The language of film, computer technology, information theory, and liquid crystals permeate the novel.

McElroy tried to make the novel as "cinematic" as possible, filled with information. The sentences were made deliberately labyrinthine, meant to be on the edge of incomprehensibility, yet to always feel as if significant clues had to be present.

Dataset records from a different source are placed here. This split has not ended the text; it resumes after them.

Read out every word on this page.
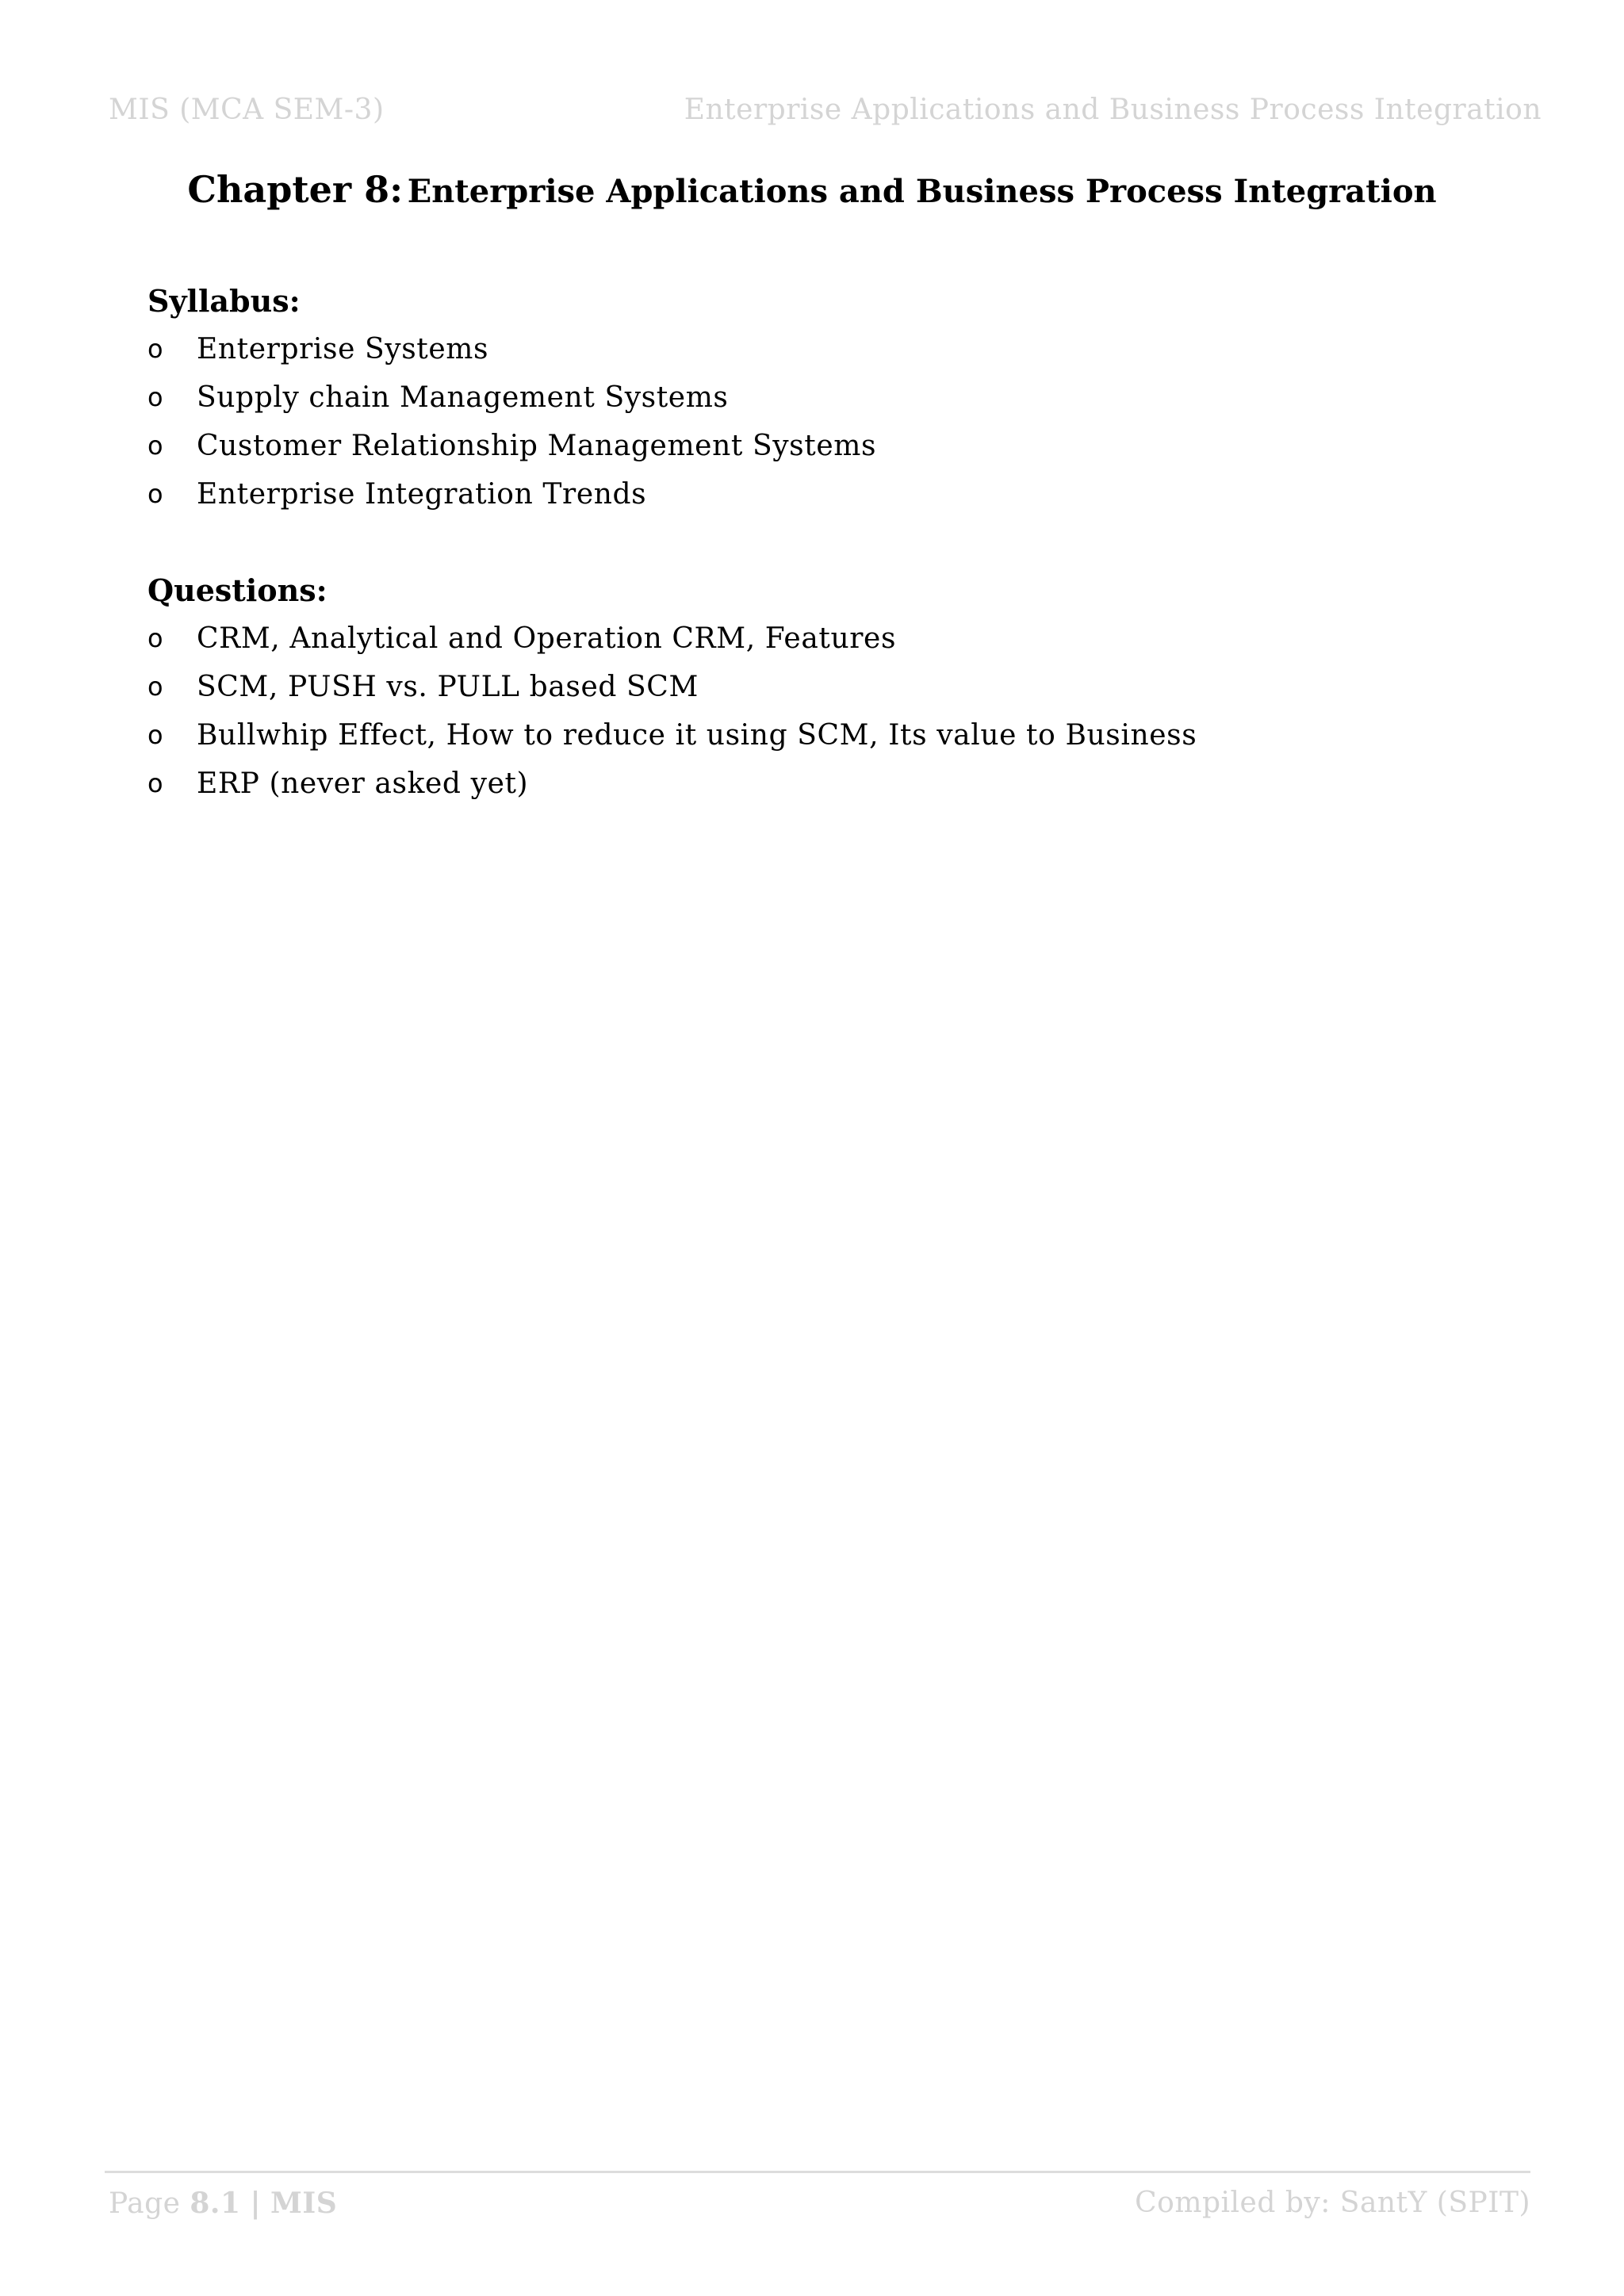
MIS (MCA SEM-3)	Enterprise Applications and Business Process Integration
Chapter 8: Enterprise Applications and Business Process Integration
Syllabus:
o Enterprise Systems
o Supply chain Management Systems
o Customer Relationship Management Systems
o Enterprise Integration Trends
Questions:
o CRM, Analytical and Operation CRM, Features
o SCM, PUSH vs. PULL based SCM
o Bullwhip Effect, How to reduce it using SCM, Its value to Business
o ERP (never asked yet)
Page 8.1 | MIS	Compiled by: SantY (SPIT)
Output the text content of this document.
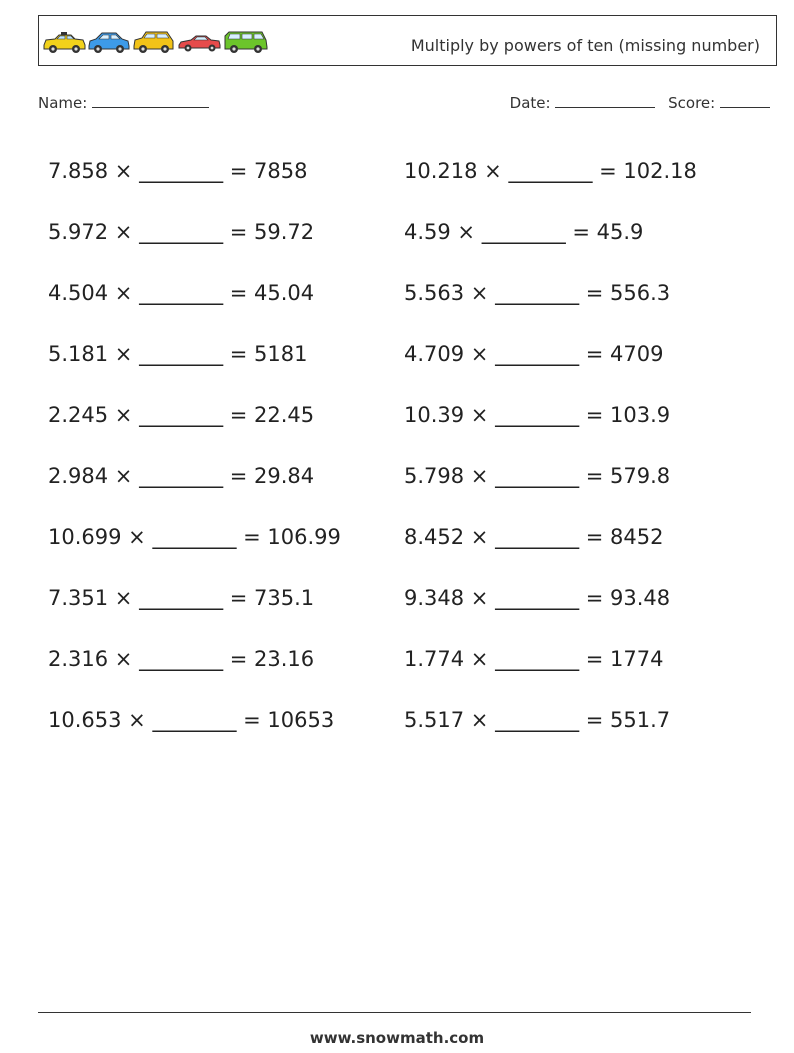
Multiply by powers of ten (missing number)
Name:	Date:	Score:
7.858 × ________ = 7858	10.218 × ________ = 102.18
5.972 × ________ = 59.72	4.59 × ________ = 45.9
4.504 × ________ = 45.04	5.563 × ________ = 556.3
5.181 × ________ = 5181	4.709 × ________ = 4709
2.245 × ________ = 22.45	10.39 × ________ = 103.9
2.984 × ________ = 29.84	5.798 × ________ = 579.8
10.699 × ________ = 106.99	8.452 × ________ = 8452
7.351 × ________ = 735.1	9.348 × ________ = 93.48
2.316 × ________ = 23.16	1.774 × ________ = 1774
10.653 × ________ = 10653	5.517 × ________ = 551.7
www.snowmath.com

In the 1985 Carroll and Graf paperback reprint, McElroy wrote an introduction "One Reader to Another". He starts by stating that he recalls some French writer "arguing that fiction can't compete with film in visual immediacy." He recalls that his reaction then and in 1985 is that, "by magic ink-sign crypto-telepathy, words in the right sequence can transmit between remote minds the mind's motion pictures."

==Reception==

For its technical brilliance, its unremitting intelligence, for the rich complexity of the homologies and analogies between its systems and the fearful times we live in, Lookout Cartridge is the rarest kind of achievement.
— George Stade, The New York Times Book Review

Spectacular, richly imagined . . . an excruciatingly difficult book to put down.
— The Cleveland Plain Dealer

... a hypnagogic blowup of the metaphor of survival even if ... survival no longer seems very important.
— Kirkus Reviews

Very hard to read, and very much worth the effort.